Le paradoxe Porsche : l’hybride rechargeable souvent utilisé… sans électricité
Près d’un million d’hybrides rechargeables ont été passés au crible en Europe, et Porsche ressort avec un profil pour le moins déroutant.
Une vaste étude européenne conduite sur près de 981 000 véhicules hybrides rechargeables, représentant 1 436 variantes de modèles immatriculés entre 2021 et 2023, décortique l’usage réel de ces voitures. Au centre du jeu, les systèmes OBFCM (On-Board Fuel Consumption Monitoring) obligatoires dans l’Union européenne, qui enregistrent kilomètres, carburant et énergie électrique réellement utilisée. Le cas des Porsche PHEV, en mode électrique, se distingue de façon spectaculaire.
Une étude géante qui met à nu les hybrides rechargeables Porsche
Les chercheurs ont comparé les chiffres de l’ordinateur de bord aux valeurs d’homologation WLTP. Pour l’ensemble des PHEV analysés, l’étude relève un écart massif : une consommation réelle moyenne de 5,9 l/100 km, là où le WLTP promet autour de 1,5 l/100 km, soit environ 300 % de plus. La part de distance parcourue moteur thermique coupé se limite en pratique à 27-31 %. Un chiffre encore plus faible pour les modèles les plus puissants.

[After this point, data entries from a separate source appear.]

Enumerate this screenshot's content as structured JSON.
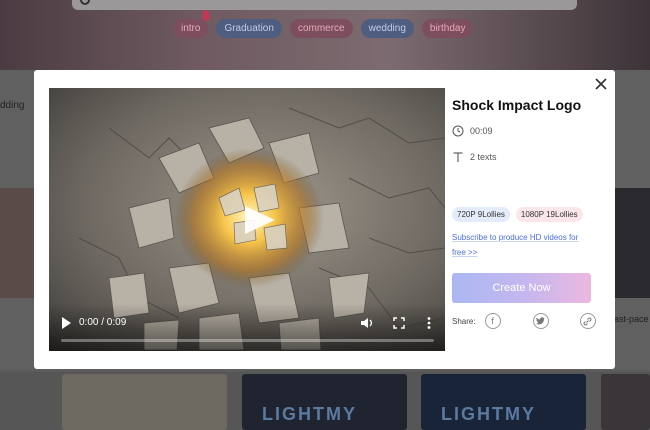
{
  "background": {
    "tags": [
      {
        "label": "intro",
        "tone": "pink"
      },
      {
        "label": "Graduation",
        "tone": "blue"
      },
      {
        "label": "commerce",
        "tone": "pink"
      },
      {
        "label": "wedding",
        "tone": "blue"
      },
      {
        "label": "birthday",
        "tone": "pink"
      }
    ],
    "left_snippet": "dding",
    "right_snippet": "ast-pace",
    "thumb_snippet_1": "LIGHTMY",
    "thumb_snippet_2": "LIGHTMY"
  },
  "modal": {
    "close_icon": "close-icon",
    "video": {
      "time_display": "0:00 / 0:09",
      "progress": 0
    },
    "title": "Shock Impact Logo",
    "duration": "00:09",
    "texts_count": "2 texts",
    "prices": {
      "p720": "720P 9Lollies",
      "p1080": "1080P 19Lollies"
    },
    "subscribe_link": "Subscribe to produce HD videos for free >>",
    "create_button": "Create Now",
    "share_label": "Share:",
    "colors": {
      "accent_start": "#aab8f2",
      "accent_end": "#ebb8de",
      "link": "#4b6ee0"
    }
  }
}
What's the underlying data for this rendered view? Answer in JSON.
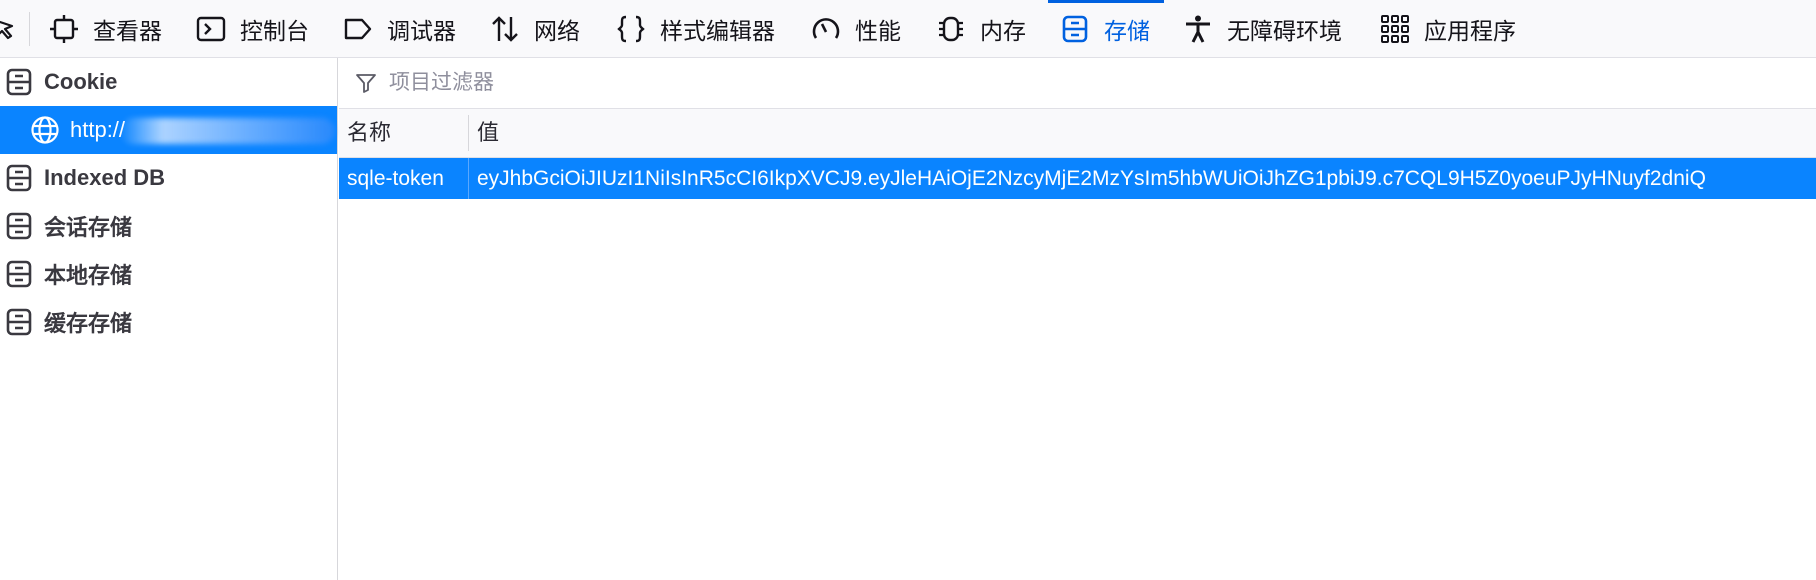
{
  "toolbar": {
    "tabs": [
      {
        "label": "查看器",
        "icon": "inspector-icon"
      },
      {
        "label": "控制台",
        "icon": "console-icon"
      },
      {
        "label": "调试器",
        "icon": "debugger-icon"
      },
      {
        "label": "网络",
        "icon": "network-icon"
      },
      {
        "label": "样式编辑器",
        "icon": "style-editor-icon"
      },
      {
        "label": "性能",
        "icon": "performance-icon"
      },
      {
        "label": "内存",
        "icon": "memory-icon"
      },
      {
        "label": "存储",
        "icon": "storage-icon",
        "selected": true
      },
      {
        "label": "无障碍环境",
        "icon": "accessibility-icon"
      },
      {
        "label": "应用程序",
        "icon": "application-icon"
      }
    ]
  },
  "sidebar": {
    "items": [
      {
        "label": "Cookie",
        "icon": "storage-icon"
      },
      {
        "label": "http://",
        "icon": "globe-icon",
        "selected": true
      },
      {
        "label": "Indexed DB",
        "icon": "storage-icon"
      },
      {
        "label": "会话存储",
        "icon": "storage-icon"
      },
      {
        "label": "本地存储",
        "icon": "storage-icon"
      },
      {
        "label": "缓存存储",
        "icon": "storage-icon"
      }
    ]
  },
  "filter": {
    "placeholder": "项目过滤器"
  },
  "table": {
    "columns": [
      "名称",
      "值"
    ],
    "rows": [
      {
        "name": "sqle-token",
        "value": "eyJhbGciOiJIUzI1NiIsInR5cCI6IkpXVCJ9.eyJleHAiOjE2NzcyMjE2MzYsIm5hbWUiOiJhZG1pbiJ9.c7CQL9H5Z0yoeuPJyHNuyf2dniQ"
      }
    ]
  },
  "colors": {
    "accent": "#0061e0",
    "selection": "#0a84ff"
  }
}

Chez Porsche, l’électrification semble presque virtuelle. Sur 11 307 Porsche hybrides rechargeables étudiées, la part d’énergie vraiment issue d’une prise atteint en moyenne seulement 0,8 %. Plus frappant encore, la médiane se situe à 0 % : statistiquement, au moins la moitié de ces voitures n’affichent aucun usage mesurable d’électricité sur la période étudiée. Concrètement, une Porsche PHEV type a roulé environ 27 000 km en ne tirant que 7 kWh du réseau électrique, soit l’équivalent de quelques recharges domestiques à peine.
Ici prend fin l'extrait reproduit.